‘Music and Freedom’ wins 2016 Readings Prize for New Australian Fiction
Zoë Morrison’s Music and Freedom (Vintage) has won the 2016 Readings Prize for New Australian Fiction.
Morrison’s novel was chosen from a shortlist of six for the $4000 prize, which was established in 2014 to ‘increase the commercial success of first or second books by Australian authors’. Music and Freedom is Morrison’s first book, and the manuscript was a commended entry in the 2014 Victorian Premier’s Literary Award for an Unpublished Manuscript.
The judges for the award were Readings State Library Victoria shop manager Tom Hoskins, events manager Christine Gordon, book division manager Alison Huber, marketing manager Nina Kenwood and Hawthorn book buyer Simon McLean. Readings managing director Mark Rubbo and author Maxine Beneba Clarke joined the panel to help choose the winner.
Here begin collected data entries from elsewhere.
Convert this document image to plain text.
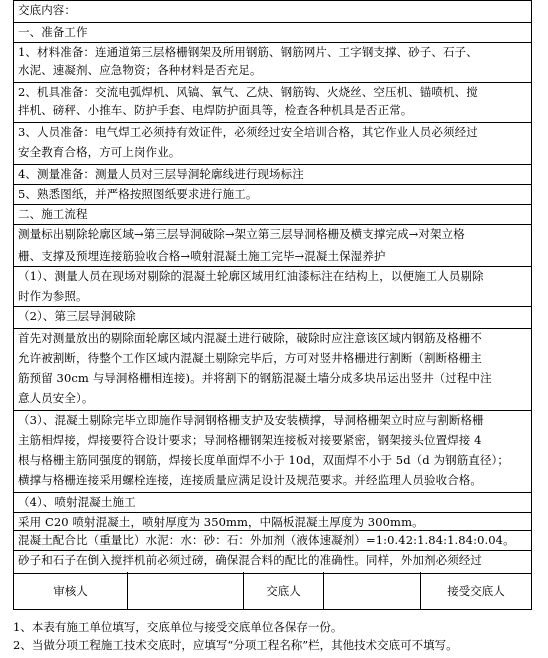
交底内容：
一、准备工作
1、材料准备：连通道第三层格栅钢架及所用钢筋、钢筋网片、工字钢支撑、砂子、石子、
水泥、速凝剂、应急物资；各种材料是否充足。
2、机具准备：交流电弧焊机、风镐、氧气、乙炔、钢筋钩、火烧丝、空压机、锚喷机、搅
拌机、磅秤、小推车、防护手套、电焊防护面具等，检查各种机具是否正常。
3、人员准备：电气焊工必须持有效证件，必须经过安全培训合格，其它作业人员必须经过
安全教育合格，方可上岗作业。
4、测量准备：测量人员对三层导洞轮廓线进行现场标注
5、熟悉图纸，并严格按照图纸要求进行施工。
二、施工流程
测量标出剔除轮廓区域→第三层导洞破除→架立第三层导洞格栅及横支撑完成→对架立格
栅、支撑及预埋连接筋验收合格→喷射混凝土施工完毕→混凝土保湿养护
（1）、测量人员在现场对剔除的混凝土轮廓区域用红油漆标注在结构上，以便施工人员剔除
时作为参照。
（2）、第三层导洞破除
首先对测量放出的剔除面轮廓区域内混凝土进行破除，破除时应注意该区域内钢筋及格栅不
允许被割断，待整个工作区域内混凝土剔除完毕后，方可对竖井格栅进行割断（割断格栅主
筋预留 30cm 与导洞格栅相连接)。并将割下的钢筋混凝土墙分成多块吊运出竖井（过程中注
意人员安全）。
（3）、混凝土剔除完毕立即施作导洞钢格栅支护及安装横撑，导洞格栅架立时应与割断格栅
主筋相焊接，焊接要符合设计要求；导洞格栅钢架连接板对接要紧密，钢架接头位置焊接 4
根与格栅主筋同强度的钢筋，焊接长度单面焊不小于 10d，双面焊不小于 5d（d 为钢筋直径）；
横撑与格栅连接采用螺栓连接，连接质量应满足设计及规范要求。并经监理人员验收合格。
（4）、喷射混凝土施工
采用 C20 喷射混凝土，喷射厚度为 350mm，中隔板混凝土厚度为 300mm。
混凝土配合比（重量比）水泥：水：砂：石：外加剂（液体速凝剂）=1:0.42:1.84:1.84:0.04。
砂子和石子在倒入搅拌机前必须过磅，确保混合料的配比的准确性。同样，外加剂必须经过
审核人	交底人	接受交底人
1、本表有施工单位填写，交底单位与接受交底单位各保存一份。
2、当做分项工程施工技术交底时，应填写“分项工程名称”栏，其他技术交底可不填写。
Music and Freedom is the story of Alice, who moves from rural Australia to England with the dream of becoming a concert pianist, and becomes trapped in an abusive relationship.
‘Exploring themes of love, loneliness, and the price of artistic expression, Music and Freedom is an ambitious and considered debut novel,’ said Beneba Clarke. ‘Morrison writes about sound and music with a joy and poetry even the unmusical can appreciate—providing a stunning and heartfelt counter to the dark relationship that forms between the two main characters.’
Rubbo described Music and Freedom as a ‘stimulating, thought-provoking and immensely satisfying book’.
Previous winners of the award are Stephanie Bishop for The Other Side of the World (Hachette) and inaugural winner Ceridwen Dovey for Only the Animals (Hamish Hamilton).